Orhan Karaveli 60 küsur yıldır elinden kalemi bırakmamış kıdemli bir meslekdaşımız; tanığı olduğu dönemleri son yıllarda kitaplaştırdı.

Yukardaki tanıklığını onun ‘Görgü Tanığı: Bir Gazetecinin Sıradışı Anıları’ adlı kitabından aktardım.

Orhan Karaveli’nin “Bir şeyler oluyor” hissine kapılmasını, Türkiye’nin Washington büyükelçisi Suat Hayri Ürgüplü sağlamış….

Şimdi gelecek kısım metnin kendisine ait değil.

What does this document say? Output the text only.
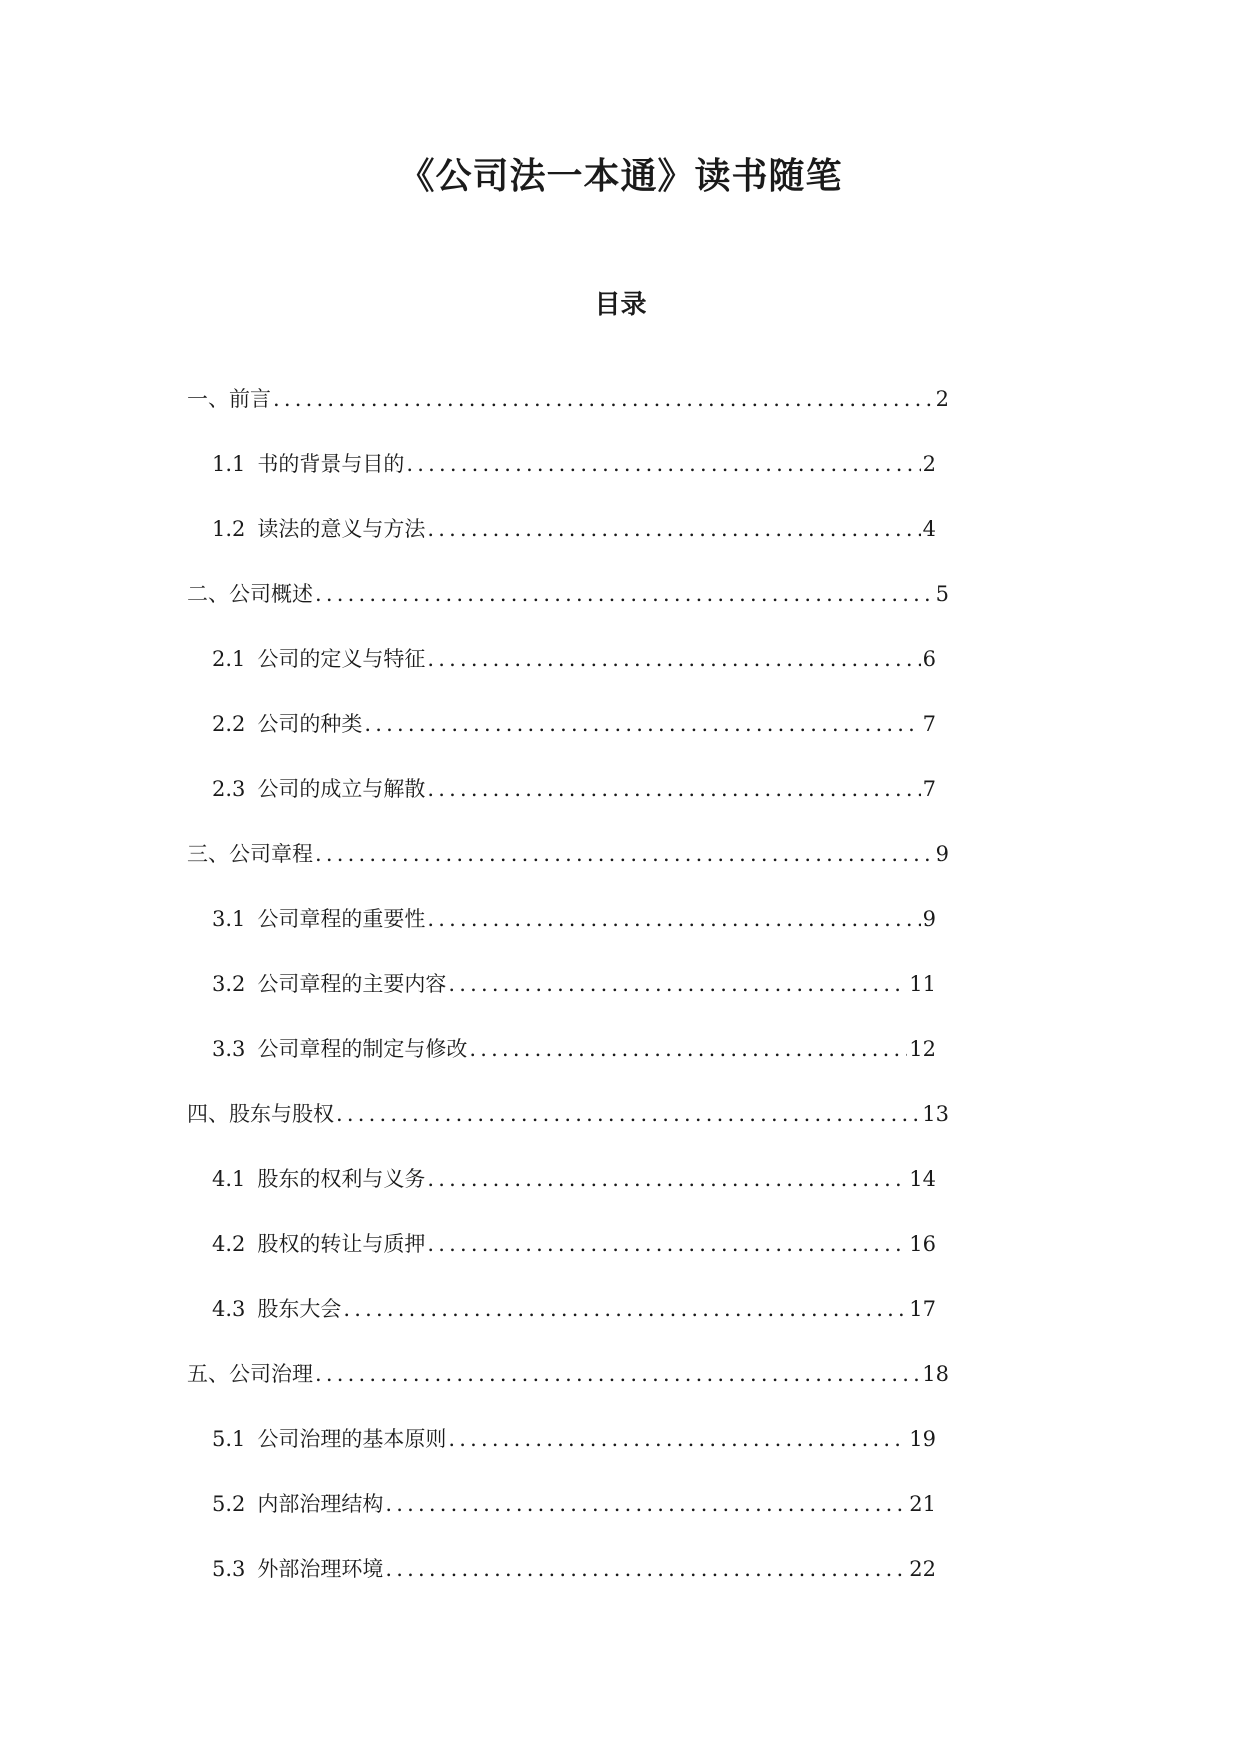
《公司法一本通》读书随笔
目录
一、前言 .....	2
1.1 书的背景与目的 .....	2
1.2 读法的意义与方法 .....	4
二、公司概述 .....	5
2.1 公司的定义与特征 .....	6
2.2 公司的种类 .....	7
2.3 公司的成立与解散 .....	7
三、公司章程 .....	9
3.1 公司章程的重要性 .....	9
3.2 公司章程的主要内容 .....	11
3.3 公司章程的制定与修改 .....	12
四、股东与股权 .....	13
4.1 股东的权利与义务 .....	14
4.2 股权的转让与质押 .....	16
4.3 股东大会 .....	17
五、公司治理 .....	18
5.1 公司治理的基本原则 .....	19
5.2 内部治理结构 .....	21
5.3 外部治理环境 .....	22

ABD dışişleri bakanının özel kaleminde bekledikleri sırada sürekli ipek mendiliyle terini silen Başbakan Menderes’e bakarken bir anormallik olduğunu sezmiş Karaveli.

Ürgüplü ‘yazılmaması kaydı ile’ şunları söylemiş:

“Amerikalılar Menderes’i çoktan sildiler. Gözden çıkardılar onu! Değil 500-600 milyon dolarlık yeni bir yardım, 1 dolar bile vermemekte kararlılar. Biz bunu ‘hissettiğimizi’ kendisine ilettik. Belki o da her şeyin farkında, ama şansını deniyor. Ümidini büsbütün kestiği an Türkiye’nin dış politikasını değiştireceğinden hiç kuşkun olmasın.”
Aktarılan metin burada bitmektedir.